Engineers at NASA have designed and built NanoSail-D, a "solar sail" that will test NASA's ability to deploy a massive but fragile spacecraft from an extremely compact structure. Much like the wind pushing a sailboat through water, solar sails rely on sunlight to propel vehicles through space. The sail captures constantly streaming solar particles, called photons, with giant sails built from a lightweight material. Over time, the buildup of these particles provides enough thrust for a small spacecraft to travel in space.

One of NanoSail-D's several mission objectives is to demonstrate the capability to deploy a large sail structure from a highly compacted volume without recontacting the spacecraft. The mission also will demonstrate and test the de-orbiting capabilities of solar sails.

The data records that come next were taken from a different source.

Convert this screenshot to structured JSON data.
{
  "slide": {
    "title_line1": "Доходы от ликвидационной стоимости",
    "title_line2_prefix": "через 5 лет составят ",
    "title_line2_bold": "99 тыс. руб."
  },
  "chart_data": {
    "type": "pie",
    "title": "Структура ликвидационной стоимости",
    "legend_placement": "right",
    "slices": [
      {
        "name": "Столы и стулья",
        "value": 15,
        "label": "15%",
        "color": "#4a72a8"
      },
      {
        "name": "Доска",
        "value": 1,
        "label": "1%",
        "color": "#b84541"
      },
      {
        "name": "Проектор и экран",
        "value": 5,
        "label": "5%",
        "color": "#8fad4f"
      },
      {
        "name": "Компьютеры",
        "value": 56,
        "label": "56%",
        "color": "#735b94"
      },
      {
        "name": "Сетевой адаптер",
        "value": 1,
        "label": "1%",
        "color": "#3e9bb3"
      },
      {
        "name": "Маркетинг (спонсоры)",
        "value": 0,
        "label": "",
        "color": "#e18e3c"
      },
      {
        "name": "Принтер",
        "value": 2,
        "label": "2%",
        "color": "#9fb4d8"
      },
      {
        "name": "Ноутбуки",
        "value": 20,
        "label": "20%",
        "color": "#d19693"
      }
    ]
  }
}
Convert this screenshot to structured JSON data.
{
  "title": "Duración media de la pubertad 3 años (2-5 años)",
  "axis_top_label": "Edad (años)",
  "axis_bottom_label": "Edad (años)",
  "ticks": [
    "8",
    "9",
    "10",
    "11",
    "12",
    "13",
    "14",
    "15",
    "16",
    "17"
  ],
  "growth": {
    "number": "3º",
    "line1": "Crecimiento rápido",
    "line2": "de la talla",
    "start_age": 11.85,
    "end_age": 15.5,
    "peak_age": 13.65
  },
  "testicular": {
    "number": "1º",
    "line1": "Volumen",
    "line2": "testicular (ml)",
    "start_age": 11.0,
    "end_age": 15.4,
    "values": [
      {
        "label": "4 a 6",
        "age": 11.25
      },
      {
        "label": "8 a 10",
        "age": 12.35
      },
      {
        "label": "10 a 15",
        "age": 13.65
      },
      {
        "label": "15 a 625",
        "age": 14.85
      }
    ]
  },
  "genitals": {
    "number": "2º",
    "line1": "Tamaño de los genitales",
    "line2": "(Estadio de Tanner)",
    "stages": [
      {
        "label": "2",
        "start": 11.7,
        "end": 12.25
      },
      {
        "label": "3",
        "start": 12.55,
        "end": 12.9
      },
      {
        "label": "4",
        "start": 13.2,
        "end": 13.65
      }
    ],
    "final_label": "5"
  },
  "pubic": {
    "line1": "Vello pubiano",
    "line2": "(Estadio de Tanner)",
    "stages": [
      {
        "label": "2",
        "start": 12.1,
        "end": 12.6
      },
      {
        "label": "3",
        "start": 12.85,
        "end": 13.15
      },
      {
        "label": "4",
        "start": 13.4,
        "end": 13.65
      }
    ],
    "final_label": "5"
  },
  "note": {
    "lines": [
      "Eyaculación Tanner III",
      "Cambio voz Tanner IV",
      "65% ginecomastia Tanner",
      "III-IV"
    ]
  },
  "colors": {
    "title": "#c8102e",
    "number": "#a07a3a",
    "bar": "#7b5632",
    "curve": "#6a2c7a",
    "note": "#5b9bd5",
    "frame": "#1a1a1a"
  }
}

NASA hopes to one day use thin membranes to de-orbit satellites and space debris. Finally, engineers hope to successfully demonstrate solar sailing. While NanoSail-D’s relatively low altitude means drag from Earth’s atmosphere may dominate any propulsion from the sun, the nanosatellite remains a small first step towards eventually deploying solar sails at higher altitudes.

On Thursday, Aug. 19, principal investigator NanoSail-D, Dean Alhorn, at NASA's Marshall Space Flight Center in Huntsville, Ala. will answer your questions about the NanoSail-D mission and solar sails in general. Joining the chat is easy. Simply visit this page on Thursday, Aug. 19, from 3 to 4 p.m. EDT. The chat window will open at the bottom of this page starting at 2:30 p.m. EDT. You can log in and be ready to ask questions at 3 p.m. See you in chat!

More About Chat Expert Dean Alhorn

Alhorn, a NASA Marshall employee since 1991, is an expert in electro-mechanical systems and the principle investigator for NanoSail-D, slated to launch from Kodiak Island, Alaska, no earlier than Oct. 1. Alhorn has prior flight systems experience with the Chandra X-ray Observatory telescope; the Fast, Affordable, Science and Technology Satellite; and the Suppression of Transient Accelerations by Levitation Experiment. Alhorn continues to perform research in the area of solar sail propulsion technology.

He is a native of Albuquerque, N.M., and holds a Bachelor of Science degree in Mechanical Engineering from the University of New Mexico, and a Master of Science degree from the Massachusetts Institute of Technology.